Vendor Risk Is Your Risk
Every third-party service your business depends on is a piece of infrastructure you don't control. Treat it that way.
Your customers don't care which of your vendors broke. If your product is down because Stripe is down, or your emails aren't sending because your provider is having problems, or your login is failing because your auth provider has an incident — to your customer, you're down.
This obvious thing is routinely forgotten. Small businesses in particular treat vendor reliability as someone else's problem, right up until the day it isn't.
The modern SMB is a dependency graph
A typical small-business tech stack quietly depends on ten to twenty third parties. Not counting tools used internally — just the things that sit in the customer request path or directly affect customer experience:
- Hosting provider
- DNS provider
- CDN
- Authentication provider
- Email sender (transactional and marketing)
- Payment processor
- Customer support tool (if it touches customer interactions live)
- Analytics (if integrations push data into customer-facing features)
- Third-party APIs (maps, tax calculation, address validation, etc.)
- The domain registrar itself
Each of these can have an outage. Each outage affects your customers, in ways that range from "annoying" to "can't transact." Your own code and infrastructure could be perfect, and you'd still have incidents.
Most SMBs can't name this list off the top of their head. Which is the first problem to fix.
The dependency inventory
Before you can manage vendor risk, you need to know what you depend on. This is a one-hour exercise, and it's worth doing in the open with whoever on your team knows the stack.
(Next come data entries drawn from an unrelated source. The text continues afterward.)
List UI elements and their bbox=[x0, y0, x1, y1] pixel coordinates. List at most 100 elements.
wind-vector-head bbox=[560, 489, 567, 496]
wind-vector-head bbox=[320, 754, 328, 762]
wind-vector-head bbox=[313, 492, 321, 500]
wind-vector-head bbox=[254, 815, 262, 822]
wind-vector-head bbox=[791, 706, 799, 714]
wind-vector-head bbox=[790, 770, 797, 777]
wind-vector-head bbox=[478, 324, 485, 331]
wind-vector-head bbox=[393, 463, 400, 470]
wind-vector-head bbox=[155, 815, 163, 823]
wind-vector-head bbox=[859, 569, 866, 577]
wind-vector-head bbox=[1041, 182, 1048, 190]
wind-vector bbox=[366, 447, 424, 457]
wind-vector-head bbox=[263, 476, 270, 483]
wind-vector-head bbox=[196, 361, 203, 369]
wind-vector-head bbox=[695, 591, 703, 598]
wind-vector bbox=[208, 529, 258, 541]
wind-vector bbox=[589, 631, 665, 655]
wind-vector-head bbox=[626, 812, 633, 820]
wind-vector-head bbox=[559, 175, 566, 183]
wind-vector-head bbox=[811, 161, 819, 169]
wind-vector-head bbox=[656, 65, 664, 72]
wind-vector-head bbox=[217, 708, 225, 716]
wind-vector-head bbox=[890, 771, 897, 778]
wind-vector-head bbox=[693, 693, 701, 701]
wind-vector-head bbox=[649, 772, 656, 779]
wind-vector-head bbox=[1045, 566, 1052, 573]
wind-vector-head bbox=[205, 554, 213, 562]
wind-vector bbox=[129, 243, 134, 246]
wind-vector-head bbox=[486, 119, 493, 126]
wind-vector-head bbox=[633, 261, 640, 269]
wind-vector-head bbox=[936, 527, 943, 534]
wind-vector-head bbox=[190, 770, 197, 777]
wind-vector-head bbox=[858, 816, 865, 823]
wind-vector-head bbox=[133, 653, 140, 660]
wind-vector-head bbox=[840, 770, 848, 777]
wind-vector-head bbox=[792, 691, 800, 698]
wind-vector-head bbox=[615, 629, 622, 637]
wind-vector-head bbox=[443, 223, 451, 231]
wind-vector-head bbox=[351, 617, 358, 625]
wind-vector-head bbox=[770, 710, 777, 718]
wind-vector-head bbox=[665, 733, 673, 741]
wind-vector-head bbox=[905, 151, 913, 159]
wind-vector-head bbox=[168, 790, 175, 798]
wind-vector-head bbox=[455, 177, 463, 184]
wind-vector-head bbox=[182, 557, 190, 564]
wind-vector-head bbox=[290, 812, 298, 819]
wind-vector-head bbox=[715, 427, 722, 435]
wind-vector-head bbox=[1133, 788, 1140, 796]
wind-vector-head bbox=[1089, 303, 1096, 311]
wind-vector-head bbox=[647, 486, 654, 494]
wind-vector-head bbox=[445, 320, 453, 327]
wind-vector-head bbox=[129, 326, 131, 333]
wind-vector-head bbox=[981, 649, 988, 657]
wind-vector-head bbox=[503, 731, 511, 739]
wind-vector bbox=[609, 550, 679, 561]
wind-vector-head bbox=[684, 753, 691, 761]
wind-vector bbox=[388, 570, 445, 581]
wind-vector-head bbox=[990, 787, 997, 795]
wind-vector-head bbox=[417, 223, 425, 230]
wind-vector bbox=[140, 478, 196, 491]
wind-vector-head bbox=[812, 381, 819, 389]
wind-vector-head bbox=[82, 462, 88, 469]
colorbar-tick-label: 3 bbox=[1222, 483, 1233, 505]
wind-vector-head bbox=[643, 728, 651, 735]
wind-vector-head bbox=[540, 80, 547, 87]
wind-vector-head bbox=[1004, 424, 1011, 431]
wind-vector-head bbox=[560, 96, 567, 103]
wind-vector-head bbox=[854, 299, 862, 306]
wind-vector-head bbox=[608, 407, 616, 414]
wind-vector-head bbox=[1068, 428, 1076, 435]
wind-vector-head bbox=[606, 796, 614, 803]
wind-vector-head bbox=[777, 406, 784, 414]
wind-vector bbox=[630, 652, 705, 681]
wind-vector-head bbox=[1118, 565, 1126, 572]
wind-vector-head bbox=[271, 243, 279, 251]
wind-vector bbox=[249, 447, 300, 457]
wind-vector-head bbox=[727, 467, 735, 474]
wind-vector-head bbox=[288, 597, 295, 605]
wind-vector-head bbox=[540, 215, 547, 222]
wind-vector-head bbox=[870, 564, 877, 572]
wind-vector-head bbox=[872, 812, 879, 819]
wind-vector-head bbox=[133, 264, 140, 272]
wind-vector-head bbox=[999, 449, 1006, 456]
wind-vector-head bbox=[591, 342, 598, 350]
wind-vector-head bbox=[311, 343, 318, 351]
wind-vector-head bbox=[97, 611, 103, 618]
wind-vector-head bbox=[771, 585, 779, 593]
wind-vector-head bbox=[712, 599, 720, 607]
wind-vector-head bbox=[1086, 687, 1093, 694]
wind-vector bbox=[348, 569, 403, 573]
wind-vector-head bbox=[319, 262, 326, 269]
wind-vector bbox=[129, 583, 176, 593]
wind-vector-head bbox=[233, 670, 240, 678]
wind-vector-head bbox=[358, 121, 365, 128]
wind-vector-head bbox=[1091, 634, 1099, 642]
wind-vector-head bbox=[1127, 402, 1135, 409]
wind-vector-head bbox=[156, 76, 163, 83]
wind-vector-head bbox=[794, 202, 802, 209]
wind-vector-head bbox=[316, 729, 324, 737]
List every third party whose outage would affect your customers. For each one:
- What breaks if they're down?
- How would you first notice?
- What's the fallback?
- Who at your company owns the relationship?
This list is almost never written down in SMBs, even at companies that have been operating for years. The first time you create it, you'll usually find at least one vendor you'd forgotten about — often an integration a former employee set up that's still critical.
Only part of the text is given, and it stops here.